Colletti’s Dodgers have the NL’s third-best record since he took over the team in 2006, trailing the Phillies and Cardinals, but they’ve been soundly beaten both times they’ve advanced to the NLCS. They’ve had one 90-win season, that partly fueled by a strong Manny Ramirez campaign in between drug suspensions.
Ignoring the huge 2012 moves for a minute, the Ramirez acquisition is the second biggest the highlight of Colletti’s first six years at the helm. After giving up just Andy LaRoche and Bryan Morris, the Dodgers got 223 games of a 1.012 OPS from Ramirez. They also got the baggage that came with it, and by the time mid-2010 rolled around, they were happy to see him gone.
The biggest highlight was Colletti’s first significant move in the offseason prior to 2006; Colletti landed Andre Ethier in exchange for Milton Bradley and Antonio Perez in a deal with the A’s. The Hiroki Kuroda signing from Japan is also right up there.
The worst moves:
1/14/2006: Traded Edwin Jackson and Chuck Tiffany to Tampa Bay for Danys Baez and Lance Carter
4/24/2006: Traded Cody Ross to Cincinnati for Ben Kozlowski
11/22/2006: Signed Juan Pierre to a five-year, $44 million contract
12/6/2006: Signed Jason Schmidt to a three-year, $47 million contract
12/6/2007: Signed Andruw Jones to a two-year, $36.2 million contract
7/26/2008: Traded Carlos Santana and Jon Meloan to Cleveland for Casey Blake
7/31/2010: Traded James McDonald and Andrew Lambo to Pittsburgh for Octavio Dotel
11/29/2010: Signed Juan Uribe to a three-year, $21 million contract
I suppose the good news there is that most of Colletti’s worst moves came early. However, it likely had something to do with the fact that Frank McCourt’s financial troubles left him with less flexibility in recent offseasons.

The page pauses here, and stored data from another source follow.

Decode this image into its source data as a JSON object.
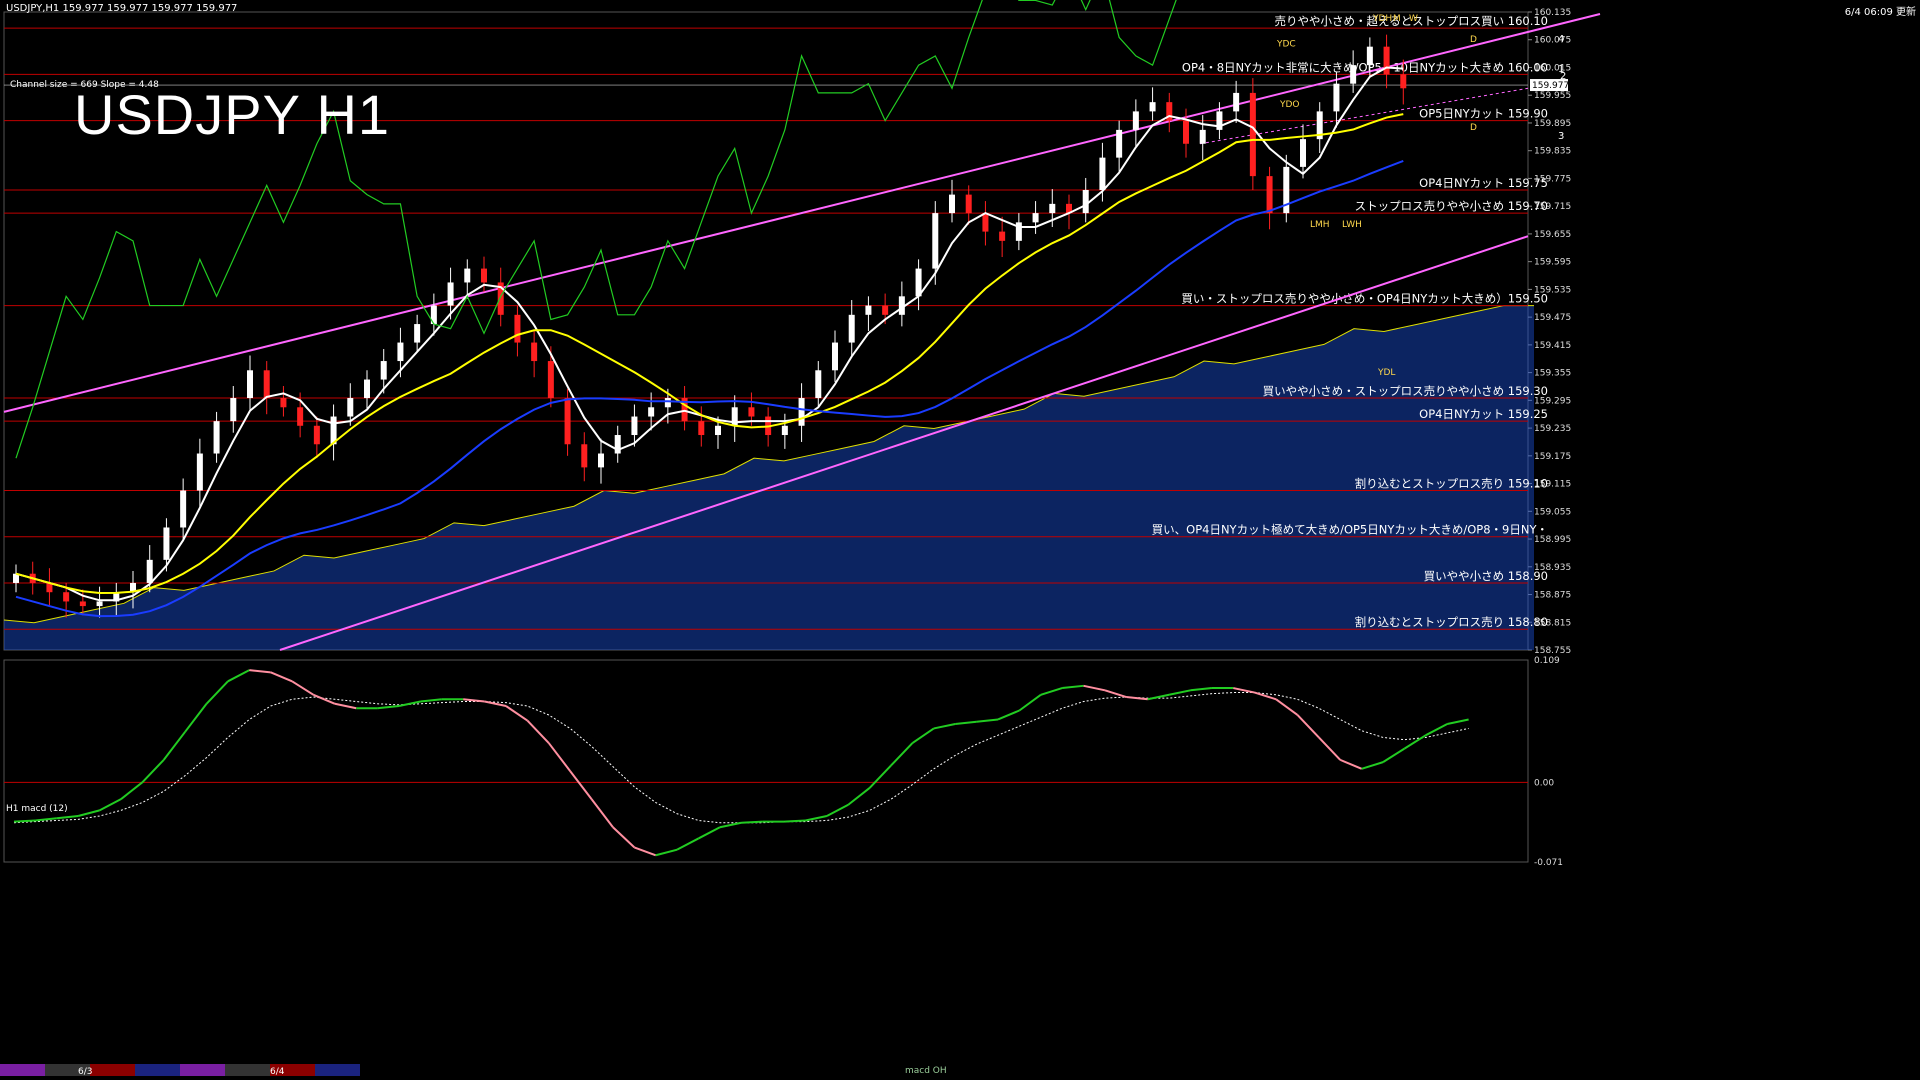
{
  "header": {
    "symbol_line": "USDJPY,H1  159.977 159.977 159.977 159.977",
    "timestamp": "6/4 06:09 更新",
    "title": "USDJPY H1",
    "channel": "Channel size = 669 Slope = 4.48"
  },
  "colors": {
    "background": "#000000",
    "grid_line": "#c00000",
    "channel": "#ff66ff",
    "ma_white": "#ffffff",
    "ma_yellow": "#ffff00",
    "ma_blue": "#1a3cff",
    "chikou_green": "#22cc22",
    "kumo": "#1a4fd6",
    "kumo_edge": "#e0e000",
    "bull": "#ffffff",
    "bear": "#ff2020",
    "macd_up": "#22cc22",
    "macd_down": "#ff8fa0",
    "signal": "#ffffff",
    "level_text": "#ffffff"
  },
  "chart_data": [
    {
      "type": "candlestick",
      "timeframe": "H1",
      "ylim": [
        158.755,
        160.135
      ],
      "y_ticks": [
        "160.135",
        "160.075",
        "160.015",
        "159.955",
        "159.895",
        "159.835",
        "159.775",
        "159.715",
        "159.655",
        "159.595",
        "159.535",
        "159.475",
        "159.415",
        "159.355",
        "159.295",
        "159.235",
        "159.175",
        "159.115",
        "159.055",
        "158.995",
        "158.935",
        "158.875",
        "158.815",
        "158.755"
      ],
      "current_price": "159.977",
      "x_labels": [
        "6/3",
        "6/4"
      ],
      "close_path": [
        158.92,
        158.9,
        158.88,
        158.86,
        158.85,
        158.86,
        158.88,
        158.9,
        158.95,
        159.02,
        159.1,
        159.18,
        159.25,
        159.3,
        159.36,
        159.3,
        159.28,
        159.24,
        159.2,
        159.26,
        159.3,
        159.34,
        159.38,
        159.42,
        159.46,
        159.5,
        159.55,
        159.58,
        159.55,
        159.48,
        159.42,
        159.38,
        159.3,
        159.2,
        159.15,
        159.18,
        159.22,
        159.26,
        159.28,
        159.3,
        159.25,
        159.22,
        159.24,
        159.28,
        159.26,
        159.22,
        159.24,
        159.3,
        159.36,
        159.42,
        159.48,
        159.5,
        159.48,
        159.52,
        159.58,
        159.7,
        159.74,
        159.7,
        159.66,
        159.64,
        159.68,
        159.7,
        159.72,
        159.7,
        159.75,
        159.82,
        159.88,
        159.92,
        159.94,
        159.9,
        159.85,
        159.88,
        159.92,
        159.96,
        159.78,
        159.7,
        159.8,
        159.86,
        159.92,
        159.98,
        160.02,
        160.06,
        160.0,
        159.97
      ],
      "levels": [
        {
          "price": 160.1,
          "label": "売りやや小さめ・超えるとストップロス買い 160.10"
        },
        {
          "price": 160.0,
          "label": "OP4・8日NYカット非常に大きめ/OP5・10日NYカット大きめ 160.00"
        },
        {
          "price": 159.9,
          "label": "OP5日NYカット 159.90"
        },
        {
          "price": 159.75,
          "label": "OP4日NYカット 159.75"
        },
        {
          "price": 159.7,
          "label": "ストップロス売りやや小さめ 159.70"
        },
        {
          "price": 159.5,
          "label": "買い・ストップロス売りやや小さめ・OP4日NYカット大きめ）159.50"
        },
        {
          "price": 159.3,
          "label": "買いやや小さめ・ストップロス売りやや小さめ 159.30"
        },
        {
          "price": 159.25,
          "label": "OP4日NYカット 159.25"
        },
        {
          "price": 159.1,
          "label": "割り込むとストップロス売り 159.10"
        },
        {
          "price": 159.0,
          "label": "買い、OP4日NYカット極めて大きめ/OP5日NYカット大きめ/OP8・9日NY・"
        },
        {
          "price": 158.9,
          "label": "買いやや小さめ 158.90"
        },
        {
          "price": 158.8,
          "label": "割り込むとストップロス売り 158.80"
        }
      ],
      "box_labels": [
        "YDH",
        "M",
        "W",
        "YDC",
        "YDO",
        "D",
        "LMH",
        "LWH",
        "YDL",
        "D"
      ],
      "projection_labels": [
        "4",
        "1",
        "2",
        "3"
      ]
    },
    {
      "type": "line",
      "title": "H1  macd (12)",
      "ylim": [
        -0.071,
        0.109
      ],
      "y_ticks": [
        "0.109",
        "0.00",
        "-0.071"
      ],
      "macd": [
        -0.035,
        -0.034,
        -0.032,
        -0.03,
        -0.025,
        -0.015,
        0.0,
        0.02,
        0.045,
        0.07,
        0.09,
        0.1,
        0.098,
        0.09,
        0.078,
        0.07,
        0.066,
        0.066,
        0.068,
        0.072,
        0.074,
        0.074,
        0.072,
        0.068,
        0.055,
        0.035,
        0.01,
        -0.015,
        -0.04,
        -0.058,
        -0.065,
        -0.06,
        -0.05,
        -0.04,
        -0.036,
        -0.035,
        -0.035,
        -0.034,
        -0.03,
        -0.02,
        -0.005,
        0.015,
        0.035,
        0.048,
        0.052,
        0.054,
        0.056,
        0.064,
        0.078,
        0.084,
        0.086,
        0.082,
        0.076,
        0.074,
        0.078,
        0.082,
        0.084,
        0.084,
        0.08,
        0.074,
        0.06,
        0.04,
        0.02,
        0.012,
        0.018,
        0.03,
        0.042,
        0.052,
        0.056
      ],
      "signal": [
        -0.036,
        -0.035,
        -0.034,
        -0.033,
        -0.03,
        -0.025,
        -0.018,
        -0.008,
        0.006,
        0.022,
        0.04,
        0.056,
        0.068,
        0.074,
        0.076,
        0.074,
        0.072,
        0.07,
        0.069,
        0.07,
        0.071,
        0.072,
        0.072,
        0.071,
        0.068,
        0.06,
        0.048,
        0.032,
        0.014,
        -0.004,
        -0.018,
        -0.028,
        -0.034,
        -0.036,
        -0.036,
        -0.036,
        -0.035,
        -0.035,
        -0.034,
        -0.031,
        -0.025,
        -0.015,
        -0.002,
        0.012,
        0.024,
        0.034,
        0.042,
        0.05,
        0.058,
        0.066,
        0.072,
        0.075,
        0.076,
        0.075,
        0.075,
        0.077,
        0.079,
        0.08,
        0.08,
        0.078,
        0.074,
        0.066,
        0.056,
        0.046,
        0.04,
        0.038,
        0.04,
        0.044,
        0.048
      ]
    }
  ],
  "footer": {
    "indicator_tag": "macd OH"
  }
}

Ned hasn’t been all bad, but he has his old boss Brian Sabean’s fondness for veterans without Sabean’s genius in drafting pitchers (though he did get Clayton Kershaw in 2006). I think the Dodgers could do better, but now that they’ve shaped their team for years to come with the additions of Adrian Gonzalez, Carl Crawford, Josh Beckett and Hanley Ramirez, perhaps the GM job there isn’t attractive as it would have seemed to be a couple of months ago.
Anyway, they’ve made their choice. But after such a huge outlay to upgrade the team, the organization will expect better on-field results next year. Even with an extension, Colletti’s contract is merely a drop in the bucket, and it shouldn’t buy him that much job security.
In the meantime, fellow NL contenders should feel a bit better about things. Colletti can and will outspend everyone else and the Dodgers seem likely to remain contenders for years, but he’s probably not the guy to assemble any sort of juggernaut or dynasty.